To work properly, bright light therapy needs to be individually adjusted. It is not just a matter of sitting in front of an east-facing window during breakfast. Crucial factors include the intensity of the light reaching the eyes, the duration of the therapy session, and, perhaps most important, the timing of sessions relative to the person’s inner clock. If the treatment is too late or too early, relative to the circadian rhythm pacemaker in the brain, it may have little effect. In some cases — especially if the light is used too early — it may even make getting to sleep and waking up harder than they were to begin with.
Those who think they might be helped by bright light therapy can start by taking the free and confidential online self-assessment of chronotype (called the AutoMEQ, for short). You’ll learn when your inner clock thinks you should be sleeping, and when to take light therapy to shift it earlier.

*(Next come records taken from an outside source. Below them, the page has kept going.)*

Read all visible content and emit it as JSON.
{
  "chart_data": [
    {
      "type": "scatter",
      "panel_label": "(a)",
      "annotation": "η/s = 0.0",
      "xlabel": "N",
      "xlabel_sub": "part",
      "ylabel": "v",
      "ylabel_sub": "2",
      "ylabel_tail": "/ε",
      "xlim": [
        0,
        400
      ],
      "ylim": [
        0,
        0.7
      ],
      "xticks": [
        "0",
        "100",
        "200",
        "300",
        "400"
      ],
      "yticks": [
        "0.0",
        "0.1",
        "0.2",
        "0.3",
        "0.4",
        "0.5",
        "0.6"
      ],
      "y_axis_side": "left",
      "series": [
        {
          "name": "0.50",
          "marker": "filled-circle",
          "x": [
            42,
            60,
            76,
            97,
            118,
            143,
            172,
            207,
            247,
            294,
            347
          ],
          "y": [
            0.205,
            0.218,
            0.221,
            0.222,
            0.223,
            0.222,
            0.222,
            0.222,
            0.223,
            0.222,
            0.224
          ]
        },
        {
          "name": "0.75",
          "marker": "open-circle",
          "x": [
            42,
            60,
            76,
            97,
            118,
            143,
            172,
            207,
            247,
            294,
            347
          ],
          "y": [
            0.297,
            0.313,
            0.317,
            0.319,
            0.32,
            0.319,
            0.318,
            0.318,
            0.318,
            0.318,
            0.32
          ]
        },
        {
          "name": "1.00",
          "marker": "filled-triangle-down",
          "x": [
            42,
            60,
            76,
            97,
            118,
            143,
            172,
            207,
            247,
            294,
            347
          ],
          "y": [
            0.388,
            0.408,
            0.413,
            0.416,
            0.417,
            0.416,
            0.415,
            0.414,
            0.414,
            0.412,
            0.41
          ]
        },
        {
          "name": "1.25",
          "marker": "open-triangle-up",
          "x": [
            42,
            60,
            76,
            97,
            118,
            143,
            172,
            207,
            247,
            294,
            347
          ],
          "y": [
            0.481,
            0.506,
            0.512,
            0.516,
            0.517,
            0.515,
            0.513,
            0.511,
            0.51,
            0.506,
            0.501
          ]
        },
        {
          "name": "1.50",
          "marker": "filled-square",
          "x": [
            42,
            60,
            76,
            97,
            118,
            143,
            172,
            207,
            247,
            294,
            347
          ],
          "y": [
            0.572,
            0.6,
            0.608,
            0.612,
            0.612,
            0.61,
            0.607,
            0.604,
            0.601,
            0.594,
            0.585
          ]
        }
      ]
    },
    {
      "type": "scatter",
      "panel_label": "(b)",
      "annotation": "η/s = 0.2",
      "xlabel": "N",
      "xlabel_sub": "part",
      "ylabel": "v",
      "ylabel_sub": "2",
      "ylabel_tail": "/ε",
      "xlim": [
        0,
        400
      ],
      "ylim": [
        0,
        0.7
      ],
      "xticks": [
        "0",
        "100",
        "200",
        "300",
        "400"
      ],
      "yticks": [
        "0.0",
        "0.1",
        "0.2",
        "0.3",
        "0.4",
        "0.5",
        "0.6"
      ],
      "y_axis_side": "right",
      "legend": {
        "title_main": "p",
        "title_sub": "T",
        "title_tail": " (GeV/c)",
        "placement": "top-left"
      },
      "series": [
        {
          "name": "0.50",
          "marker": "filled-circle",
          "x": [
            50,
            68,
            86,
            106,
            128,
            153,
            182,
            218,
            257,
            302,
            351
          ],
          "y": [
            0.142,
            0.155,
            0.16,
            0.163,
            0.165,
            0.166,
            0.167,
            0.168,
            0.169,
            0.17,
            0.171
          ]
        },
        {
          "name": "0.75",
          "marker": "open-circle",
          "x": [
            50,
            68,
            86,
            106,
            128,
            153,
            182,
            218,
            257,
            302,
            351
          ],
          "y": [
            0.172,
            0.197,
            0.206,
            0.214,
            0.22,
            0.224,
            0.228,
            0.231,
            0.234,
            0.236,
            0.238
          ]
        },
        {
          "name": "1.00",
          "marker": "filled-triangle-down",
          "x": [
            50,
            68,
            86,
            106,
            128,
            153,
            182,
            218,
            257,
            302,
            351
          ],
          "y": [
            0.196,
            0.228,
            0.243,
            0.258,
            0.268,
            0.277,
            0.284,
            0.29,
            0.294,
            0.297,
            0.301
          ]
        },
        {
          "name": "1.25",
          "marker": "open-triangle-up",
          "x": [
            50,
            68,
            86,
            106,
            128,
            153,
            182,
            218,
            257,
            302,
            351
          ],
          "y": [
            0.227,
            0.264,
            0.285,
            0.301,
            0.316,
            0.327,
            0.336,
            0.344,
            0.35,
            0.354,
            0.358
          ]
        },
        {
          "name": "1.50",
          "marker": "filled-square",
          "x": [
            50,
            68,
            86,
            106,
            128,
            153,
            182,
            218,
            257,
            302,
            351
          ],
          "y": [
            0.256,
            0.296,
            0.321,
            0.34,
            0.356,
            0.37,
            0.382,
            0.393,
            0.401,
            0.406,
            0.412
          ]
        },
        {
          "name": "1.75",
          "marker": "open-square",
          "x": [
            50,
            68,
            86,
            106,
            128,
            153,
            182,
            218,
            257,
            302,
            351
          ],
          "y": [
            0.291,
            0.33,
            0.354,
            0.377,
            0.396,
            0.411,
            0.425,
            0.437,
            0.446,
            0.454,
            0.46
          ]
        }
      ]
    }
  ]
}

Last year sales of ADHD drugs topped nine billion dollars. The profits from those billions can buy a lot: magazine ads, TV commercials, fancy conferences and hyped experts to convince doctors that their patients need those medications, and lobbyists to make sure government regulators don’t slow down the bandwagon. In sharp contrast, no one is getting rich from bright light therapy. No glossy ads, slick commercials, or celebrity endorsements, no paid publicity campaigns aimed at the medical community, or biased continuing education courses for which doctors receive credits. Even so, the word is beginning to get around. Those with mood, attention, sleep, or energy problems may find relief without resorting to powerful, expensive prescription drugs whose long-term effects are still unknown.
POST UPDATE
The Times reports on February 19, 2014, that “400,000 children in the United States … receive an A.D.H.D. diagnosis each year. . . . A distracted and fidgety boy might not have A.D.H.D. but rather might be the victim of bullying at school. A teenage girl might have been sexually assaulted. . . . Pediatricians and family doctors handle the majority of office visits for children being medicated for A.D.H.D. ‘When I trained, most of pediatrics was treating infectious disease,’ said Dr. William Wittert, 57, a pediatrician in Libertyville, Ill. ‘But we don’t treat bacterial meningitis anymore. We are being asked to evaluate and handle mental-health issues in kids like A.D.H.D. We have to get up to speed’. . . . Harriet Hellman, a certified pediatric nurse practitioner in Southampton, N.Y., who is licensed to make mental-health diagnoses, said that there were times she would identify the disorder through mere instinct, a ‘hair-on-the-back-of-your-neck feeling’. . . . Dr. Peter Jensen, one of the nation’s most prominent child psychiatrists, . . . [is offering] seminars [for nonspecialist doctors], held by the Resource for Advancing Children’s Health Institute.”
Our coda: There is an overlap between A.D.H.D and the circadian rhythm delayed sleep phase disorder. Chronotherapy can help, and we hope to see it integrated into an enlightened treatment regimen for these kids.